Moscow Exchange Plans to Issue Real Estate Digital Assets by 2024
The Moscow Exchange, the largest exchange in Russia, has announced plans to issue real estate digital assets in 2024. According to Sergei Kharinov, director of digital assets for the platform, this will lower the entry barrier for qualified and unqualified investors to put part of their portfolio into real estate assets.
Moscow Exchange Plans to Issue Housing Digital Assets
The Moscow Exchange, the largest exchange in Russia, has announced plans to issue housing and real estate blockchain-based digital assets for 2024. The exchange, which had proposed to complete a similar issuance back in August 2022, is involved in talks with housing and development companies to start this kind of operation next year, according to statements from Sergei Kharinov, director of digital assets of the platform.
The instruments would ostensibly lower the bar for qualified and unqualified investors to put part of their portfolios into construction and real estate commitments.
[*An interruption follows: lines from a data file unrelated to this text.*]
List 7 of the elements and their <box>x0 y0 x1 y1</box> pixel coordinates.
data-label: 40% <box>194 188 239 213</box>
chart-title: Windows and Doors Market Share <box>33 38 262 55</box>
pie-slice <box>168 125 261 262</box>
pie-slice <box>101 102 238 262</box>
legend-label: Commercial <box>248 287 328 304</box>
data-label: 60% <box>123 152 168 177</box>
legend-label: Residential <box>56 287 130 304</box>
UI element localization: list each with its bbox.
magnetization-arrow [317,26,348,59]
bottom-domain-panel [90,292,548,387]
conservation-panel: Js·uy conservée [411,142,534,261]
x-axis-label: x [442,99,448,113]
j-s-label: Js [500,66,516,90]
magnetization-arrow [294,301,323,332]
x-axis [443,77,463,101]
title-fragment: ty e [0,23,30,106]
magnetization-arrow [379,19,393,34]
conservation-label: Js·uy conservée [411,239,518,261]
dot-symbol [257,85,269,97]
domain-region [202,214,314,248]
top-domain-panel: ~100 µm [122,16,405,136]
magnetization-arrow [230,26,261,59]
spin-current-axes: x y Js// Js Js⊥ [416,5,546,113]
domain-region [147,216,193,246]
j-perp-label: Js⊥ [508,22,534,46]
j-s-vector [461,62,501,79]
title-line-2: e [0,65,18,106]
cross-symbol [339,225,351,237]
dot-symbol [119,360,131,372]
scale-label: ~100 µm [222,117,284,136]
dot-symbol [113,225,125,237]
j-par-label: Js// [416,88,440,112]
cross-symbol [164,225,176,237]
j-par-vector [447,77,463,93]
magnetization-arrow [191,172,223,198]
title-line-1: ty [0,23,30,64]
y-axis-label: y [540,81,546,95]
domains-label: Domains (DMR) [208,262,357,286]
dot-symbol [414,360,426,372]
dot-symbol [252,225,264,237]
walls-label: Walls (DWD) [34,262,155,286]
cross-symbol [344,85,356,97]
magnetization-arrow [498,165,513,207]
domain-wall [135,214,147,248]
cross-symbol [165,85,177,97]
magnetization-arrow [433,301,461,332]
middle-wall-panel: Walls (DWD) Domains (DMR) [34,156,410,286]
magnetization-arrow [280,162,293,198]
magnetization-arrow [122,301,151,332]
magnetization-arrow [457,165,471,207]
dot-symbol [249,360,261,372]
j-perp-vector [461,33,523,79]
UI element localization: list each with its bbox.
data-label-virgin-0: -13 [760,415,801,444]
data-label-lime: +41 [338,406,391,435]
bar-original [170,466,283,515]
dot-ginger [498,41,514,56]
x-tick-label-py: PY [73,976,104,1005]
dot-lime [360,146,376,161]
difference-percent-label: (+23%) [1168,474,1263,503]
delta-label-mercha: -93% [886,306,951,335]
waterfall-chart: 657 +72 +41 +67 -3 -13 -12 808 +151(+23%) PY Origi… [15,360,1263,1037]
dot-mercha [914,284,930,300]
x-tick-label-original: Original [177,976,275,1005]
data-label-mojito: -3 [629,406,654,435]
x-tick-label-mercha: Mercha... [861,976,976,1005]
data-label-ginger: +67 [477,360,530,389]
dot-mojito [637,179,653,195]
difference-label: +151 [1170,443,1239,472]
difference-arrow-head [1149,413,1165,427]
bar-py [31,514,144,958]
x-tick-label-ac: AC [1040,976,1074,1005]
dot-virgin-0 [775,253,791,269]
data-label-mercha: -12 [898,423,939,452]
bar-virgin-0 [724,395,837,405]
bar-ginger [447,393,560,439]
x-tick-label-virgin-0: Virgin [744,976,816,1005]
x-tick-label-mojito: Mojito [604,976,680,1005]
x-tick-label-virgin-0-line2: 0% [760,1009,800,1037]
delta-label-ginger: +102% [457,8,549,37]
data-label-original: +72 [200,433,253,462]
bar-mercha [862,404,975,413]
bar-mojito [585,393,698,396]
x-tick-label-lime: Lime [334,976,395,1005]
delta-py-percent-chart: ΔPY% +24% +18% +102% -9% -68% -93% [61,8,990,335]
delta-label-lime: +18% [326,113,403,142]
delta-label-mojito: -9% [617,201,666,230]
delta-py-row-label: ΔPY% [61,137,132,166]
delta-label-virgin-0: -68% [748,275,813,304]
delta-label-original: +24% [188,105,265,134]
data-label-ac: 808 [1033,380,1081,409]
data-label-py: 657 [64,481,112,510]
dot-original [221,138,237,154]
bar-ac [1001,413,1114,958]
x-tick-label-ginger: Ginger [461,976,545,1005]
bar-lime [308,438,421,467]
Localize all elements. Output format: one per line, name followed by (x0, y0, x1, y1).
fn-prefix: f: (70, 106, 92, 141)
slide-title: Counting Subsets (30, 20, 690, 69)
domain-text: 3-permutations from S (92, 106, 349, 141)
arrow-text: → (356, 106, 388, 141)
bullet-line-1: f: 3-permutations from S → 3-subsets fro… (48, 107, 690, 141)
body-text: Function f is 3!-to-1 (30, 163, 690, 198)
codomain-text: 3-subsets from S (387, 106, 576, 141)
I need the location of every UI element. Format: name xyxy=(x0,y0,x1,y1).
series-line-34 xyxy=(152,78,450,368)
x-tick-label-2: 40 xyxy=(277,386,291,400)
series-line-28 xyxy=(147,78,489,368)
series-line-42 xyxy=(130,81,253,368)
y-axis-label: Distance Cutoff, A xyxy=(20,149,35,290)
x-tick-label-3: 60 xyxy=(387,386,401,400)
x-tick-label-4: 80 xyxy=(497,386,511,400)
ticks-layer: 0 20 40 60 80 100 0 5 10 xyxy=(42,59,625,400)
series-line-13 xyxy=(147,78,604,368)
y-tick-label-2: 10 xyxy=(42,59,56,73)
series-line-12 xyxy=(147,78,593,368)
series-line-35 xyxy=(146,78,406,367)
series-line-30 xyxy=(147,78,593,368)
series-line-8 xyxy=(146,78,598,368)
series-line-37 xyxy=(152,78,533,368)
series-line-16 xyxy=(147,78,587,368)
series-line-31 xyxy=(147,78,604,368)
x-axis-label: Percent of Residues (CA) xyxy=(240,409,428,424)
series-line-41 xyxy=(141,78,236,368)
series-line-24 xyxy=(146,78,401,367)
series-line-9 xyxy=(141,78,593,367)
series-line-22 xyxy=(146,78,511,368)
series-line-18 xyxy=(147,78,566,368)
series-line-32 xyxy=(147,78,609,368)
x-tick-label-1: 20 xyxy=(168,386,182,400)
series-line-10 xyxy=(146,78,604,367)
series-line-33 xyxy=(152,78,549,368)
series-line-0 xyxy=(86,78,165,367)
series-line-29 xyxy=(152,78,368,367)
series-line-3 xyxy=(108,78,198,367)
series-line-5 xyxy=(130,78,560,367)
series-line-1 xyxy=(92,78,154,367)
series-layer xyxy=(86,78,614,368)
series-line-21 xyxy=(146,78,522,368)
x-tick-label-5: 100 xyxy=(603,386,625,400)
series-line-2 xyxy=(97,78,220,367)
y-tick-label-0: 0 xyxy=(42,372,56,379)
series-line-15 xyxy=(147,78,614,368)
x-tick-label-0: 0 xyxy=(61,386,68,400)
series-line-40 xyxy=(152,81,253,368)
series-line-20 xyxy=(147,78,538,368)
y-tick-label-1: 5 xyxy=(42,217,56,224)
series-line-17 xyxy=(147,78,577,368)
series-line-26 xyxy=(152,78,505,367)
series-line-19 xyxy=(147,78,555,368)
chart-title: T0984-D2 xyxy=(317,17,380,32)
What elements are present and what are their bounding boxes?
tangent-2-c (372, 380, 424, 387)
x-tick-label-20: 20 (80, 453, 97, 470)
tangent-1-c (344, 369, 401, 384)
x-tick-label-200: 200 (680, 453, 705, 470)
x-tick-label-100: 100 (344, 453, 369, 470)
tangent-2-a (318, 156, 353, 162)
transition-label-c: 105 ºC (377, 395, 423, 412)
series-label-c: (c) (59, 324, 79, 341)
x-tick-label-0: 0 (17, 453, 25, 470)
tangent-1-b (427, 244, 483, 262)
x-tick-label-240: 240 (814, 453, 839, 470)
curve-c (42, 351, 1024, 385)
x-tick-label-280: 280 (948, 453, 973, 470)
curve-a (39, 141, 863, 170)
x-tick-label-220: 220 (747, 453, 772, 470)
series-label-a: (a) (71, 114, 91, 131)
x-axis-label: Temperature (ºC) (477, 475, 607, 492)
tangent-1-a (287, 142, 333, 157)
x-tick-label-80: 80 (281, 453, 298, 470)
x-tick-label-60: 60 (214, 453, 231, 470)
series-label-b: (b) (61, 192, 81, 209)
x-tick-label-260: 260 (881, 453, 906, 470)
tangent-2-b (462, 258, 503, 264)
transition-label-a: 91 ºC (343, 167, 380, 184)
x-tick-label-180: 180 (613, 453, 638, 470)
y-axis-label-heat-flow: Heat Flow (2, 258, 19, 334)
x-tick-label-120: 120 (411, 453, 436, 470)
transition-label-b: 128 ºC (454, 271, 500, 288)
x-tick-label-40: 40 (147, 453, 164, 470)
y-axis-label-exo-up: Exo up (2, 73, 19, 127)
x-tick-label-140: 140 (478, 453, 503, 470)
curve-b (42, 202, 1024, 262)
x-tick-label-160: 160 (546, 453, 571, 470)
Real estate developers and builders would also benefit from using these digital assets, having the opportunity to raise funds directly from investors and adding this income source to the traditional financing from banks.
Kharinov stated that, most likely, the instruments will be issued in the form of monetary claims against the issuer who has square meters.
Izvestia contacted Samolet Plus, a real estate developer that plans to launch digital investments in partnership with the Moscow Exchange, per General Director Denis Kondrakhin’s statements. In addition, he stressed that this kind of product “will help attract a wide range of investors with small checks to real estate investments.”
Previous Attempts and Legislation
The Moscow Exchange is not the first financial institution to dabble in issuing blockchain-based housing and real estate digital assets in Russia. Three issuances of such instruments have happened before, with Samolet Plus being involved in two.
The third issuance was executed by another company called the G Group and allowed unqualified investors to profit 10% over the cost of their investment, including a bonus derived from the increase of the square meter area of the construction, said Pavel Sidorkin, director of products of Atomize Russia, the platform that facilitated the issuance of these digital assets.
These digital assets are already regulated and can only be issued by ten financial institutions previously approved by the Bank of Russia, including Sberbank of Russia, Alfa Bank, Atomize, Lighthouse, St. Petersburg Exchange, and Blockchain Hub.